The title of this post is a thought that hit me this morning, but it is not suicidal like Hamlet’s introspection of his suffering. Rather, it’s relevant to me trying to figure out who I am, what I want and where I should be going with my life. I’ve had several days where I was feeling rather positive, but today I’m not sure how I feel. Honestly, I’d like to say I’m feeling down, depressed or hopeless… But it’s not that – at least not exactly.
There is something there, however, something I can’t quite put my finger on. I feel like I want to delete my entire online presence and drift off into some sort of off-the-grid-I-don’t-want-the-world-to-know-I-exist way of living. On the other hand, I want some sort of personal validation that I’m a wonderful individual with lots of family and friends around me. Neither seems like a reality to me.
The reality is, of course, that I feel like my online life is sometimes an addiction. I feel like it interferes with my real life. Or maybe how I feel about my real life is so negative, that the online life has provided me with a way of “living” that feels more appropriate. But, I want reality, I want acceptance, I want so many things that everything feels unfulfilling.

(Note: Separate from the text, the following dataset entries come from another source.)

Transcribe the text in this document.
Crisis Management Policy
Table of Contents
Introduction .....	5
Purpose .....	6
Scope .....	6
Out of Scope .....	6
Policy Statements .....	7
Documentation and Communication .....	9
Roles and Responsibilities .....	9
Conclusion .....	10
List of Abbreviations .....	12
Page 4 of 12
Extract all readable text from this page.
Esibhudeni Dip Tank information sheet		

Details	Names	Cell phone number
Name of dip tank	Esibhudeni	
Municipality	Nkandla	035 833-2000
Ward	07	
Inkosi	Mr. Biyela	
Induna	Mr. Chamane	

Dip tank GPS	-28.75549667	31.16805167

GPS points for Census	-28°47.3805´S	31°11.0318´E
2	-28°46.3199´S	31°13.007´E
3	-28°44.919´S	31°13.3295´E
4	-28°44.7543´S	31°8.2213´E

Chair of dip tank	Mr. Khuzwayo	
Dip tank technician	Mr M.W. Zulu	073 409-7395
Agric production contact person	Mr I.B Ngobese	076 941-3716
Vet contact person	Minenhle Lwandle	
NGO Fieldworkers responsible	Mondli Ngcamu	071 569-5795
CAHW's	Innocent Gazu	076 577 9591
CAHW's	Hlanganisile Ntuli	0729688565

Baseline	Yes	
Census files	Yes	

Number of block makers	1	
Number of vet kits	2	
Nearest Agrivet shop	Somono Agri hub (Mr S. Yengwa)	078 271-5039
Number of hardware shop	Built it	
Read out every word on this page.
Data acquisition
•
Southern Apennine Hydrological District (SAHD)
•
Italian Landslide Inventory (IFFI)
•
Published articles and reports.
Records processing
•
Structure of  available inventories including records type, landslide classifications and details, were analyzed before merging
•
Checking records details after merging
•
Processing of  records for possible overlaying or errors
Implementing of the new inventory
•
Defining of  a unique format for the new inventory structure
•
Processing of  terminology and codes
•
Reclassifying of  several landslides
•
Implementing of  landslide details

I went so far, yesterday, to create a different Twitter account to relive a persona I had once, many years ago. Obviously, this is a failure in and of itself, because you can’t ever relive the past. But, as I saw suggested contacts and my daughter appeared in the list, it made me instantly realize that I’m not authentic. I’m not authentic in any stretch of the imagination. I deleted that account, for fear of being “discovered”.
I’m beginning to feel guilt and shame over my life and the persona I portray online. Is it fake? No. It’s true I don’t share a lot of details, but I share enough to give people a flavor of who/what I am. And there are glaring contradictions to the way I portray myself online versus offline (Maybe “offline” is a better description that “real life”…). As a small example, I don’t admit to anyone offline that I’m bisexual (I’m going to make a post concerning this matter). Another thing is that I don’t go into a lot of details about my offline relationships (for a number of reasons) while online, but there is a certain dichotomy of this subject too.
The reality is that I am feeling discontent about my offline life versus my online life. And sometimes, I feel like I have opened Pandora’s box and there is no coming back from some things – even if I think I might be wrong about some things. (I realize I’m being somewhat vague, but I felt the need to express some things).
So, to address the question of “To Be or Not To Be?” is a difficult one, I suppose, because I’m not sure what consequences I’m willing to face or what consequences would be too overwhelming. But, life is full of decisions and sometimes I feel like removing myself from the online world is the best one – though, I am unsure.